On the flip side, log files were created to help programmers troubleshoot equipment related issues; therefore, they do not always provide the kind of data IT security teams need to determine if a specific user is acting suspiciously. More importantly, they rarely provide the complete trail of evidence a company would need to fully understand what exactly the hackers stole.

Relying on user-restrictions. Many organizations believe that carefully classifying what information, setting or systems that specific users are able to access is enough to prevent a breach. Unfortunately, hackers who are smart enough to steal credentials are typically savvy enough to work around these restrictions. Without a clear picture of a user’s activity as a whole that can then be compared to their privileges, unauthorized access can go undetected until a full breach is discovered.
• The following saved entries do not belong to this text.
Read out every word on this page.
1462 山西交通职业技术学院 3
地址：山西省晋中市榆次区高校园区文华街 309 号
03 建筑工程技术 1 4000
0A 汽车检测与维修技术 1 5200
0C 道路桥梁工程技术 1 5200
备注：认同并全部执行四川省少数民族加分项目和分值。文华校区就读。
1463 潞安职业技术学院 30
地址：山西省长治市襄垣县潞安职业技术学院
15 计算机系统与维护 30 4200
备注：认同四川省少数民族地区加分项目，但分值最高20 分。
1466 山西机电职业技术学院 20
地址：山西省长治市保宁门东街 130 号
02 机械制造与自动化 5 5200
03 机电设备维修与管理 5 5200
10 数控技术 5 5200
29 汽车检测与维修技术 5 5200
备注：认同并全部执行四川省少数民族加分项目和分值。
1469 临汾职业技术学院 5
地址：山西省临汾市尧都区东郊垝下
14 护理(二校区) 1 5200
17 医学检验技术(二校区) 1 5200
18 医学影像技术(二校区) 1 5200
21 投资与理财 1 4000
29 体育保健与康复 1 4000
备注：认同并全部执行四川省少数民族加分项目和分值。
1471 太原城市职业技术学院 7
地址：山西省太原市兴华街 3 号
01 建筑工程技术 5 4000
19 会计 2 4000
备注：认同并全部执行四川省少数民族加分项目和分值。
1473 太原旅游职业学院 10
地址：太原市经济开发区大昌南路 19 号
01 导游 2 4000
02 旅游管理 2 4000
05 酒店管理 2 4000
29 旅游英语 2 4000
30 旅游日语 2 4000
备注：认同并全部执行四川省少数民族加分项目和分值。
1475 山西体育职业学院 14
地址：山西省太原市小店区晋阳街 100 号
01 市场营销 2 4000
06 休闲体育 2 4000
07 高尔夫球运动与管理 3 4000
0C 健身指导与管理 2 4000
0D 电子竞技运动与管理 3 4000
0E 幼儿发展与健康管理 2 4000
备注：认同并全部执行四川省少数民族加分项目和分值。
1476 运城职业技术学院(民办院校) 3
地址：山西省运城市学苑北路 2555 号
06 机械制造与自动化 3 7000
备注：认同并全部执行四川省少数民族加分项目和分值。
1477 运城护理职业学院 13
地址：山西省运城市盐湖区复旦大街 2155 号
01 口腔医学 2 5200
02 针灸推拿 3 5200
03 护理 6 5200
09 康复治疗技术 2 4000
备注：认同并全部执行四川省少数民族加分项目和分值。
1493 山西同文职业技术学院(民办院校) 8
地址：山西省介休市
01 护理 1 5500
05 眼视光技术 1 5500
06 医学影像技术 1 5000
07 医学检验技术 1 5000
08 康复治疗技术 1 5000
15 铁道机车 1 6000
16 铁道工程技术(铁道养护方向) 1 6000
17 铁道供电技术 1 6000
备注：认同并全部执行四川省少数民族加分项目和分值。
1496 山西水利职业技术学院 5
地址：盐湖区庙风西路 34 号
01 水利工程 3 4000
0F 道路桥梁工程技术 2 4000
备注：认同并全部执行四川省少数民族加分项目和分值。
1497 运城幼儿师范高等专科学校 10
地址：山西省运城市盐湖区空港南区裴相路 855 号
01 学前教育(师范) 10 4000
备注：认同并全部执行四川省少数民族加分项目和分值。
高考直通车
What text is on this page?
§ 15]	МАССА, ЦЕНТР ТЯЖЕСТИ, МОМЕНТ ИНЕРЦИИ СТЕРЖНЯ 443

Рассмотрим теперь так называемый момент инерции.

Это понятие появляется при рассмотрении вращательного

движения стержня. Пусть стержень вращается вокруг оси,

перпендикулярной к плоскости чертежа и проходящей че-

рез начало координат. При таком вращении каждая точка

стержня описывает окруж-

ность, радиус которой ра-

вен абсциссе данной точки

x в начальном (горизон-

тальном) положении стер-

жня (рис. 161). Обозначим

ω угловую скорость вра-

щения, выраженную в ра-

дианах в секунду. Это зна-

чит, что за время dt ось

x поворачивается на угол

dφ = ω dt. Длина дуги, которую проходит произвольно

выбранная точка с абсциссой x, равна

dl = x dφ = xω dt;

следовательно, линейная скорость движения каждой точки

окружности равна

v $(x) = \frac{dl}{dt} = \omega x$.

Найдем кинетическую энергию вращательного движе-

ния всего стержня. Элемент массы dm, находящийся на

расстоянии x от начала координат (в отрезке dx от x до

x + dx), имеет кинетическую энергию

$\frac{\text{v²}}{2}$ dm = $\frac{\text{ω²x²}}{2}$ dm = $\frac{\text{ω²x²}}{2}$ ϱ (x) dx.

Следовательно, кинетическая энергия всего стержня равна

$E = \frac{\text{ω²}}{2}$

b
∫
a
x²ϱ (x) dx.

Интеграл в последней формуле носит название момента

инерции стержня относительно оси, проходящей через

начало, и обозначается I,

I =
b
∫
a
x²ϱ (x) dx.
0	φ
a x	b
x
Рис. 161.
Trusting alert overload. Because network monitoring solutions generate an overwhelming number of alerts on a daily basis—from firewalls, SBCs, routers and more—many organizations believe they must be covering all their bases. However, even the most meticulous support team, equipped with powerful SIEM systems, can get bogged down. Companies that do not include data from user-activity monitoring can easily miss the intelligence that would spotlight fraudulent, anomalous or out-of-policy behaviors from either employees or authorized third parties.

A Holistic Approach

As the potential payoff from both corporate espionage and fraudulent financial activities continues to skyrocket, organizations are forced to find new ways to fend off sophisticated assaults from multiple angles. Therefore, companies need to take a holistic, all-encompassing approach to defense.

Being able to quickly identify the culprits, even when disguised, and what they are trying to accomplish is the most important task for any security team. This makes surveillance— both physical and digital—a crucial piece of any security program.

On the digital side, user activity monitoring is emerging as a key strategy for limiting exposure to threats stemming from user accounts. Without proof of who did what and when, companies can find themselves not only compromised but wholly without the intelligence they need to adequately rectify the situation and fully explain it to customers, and the public at large.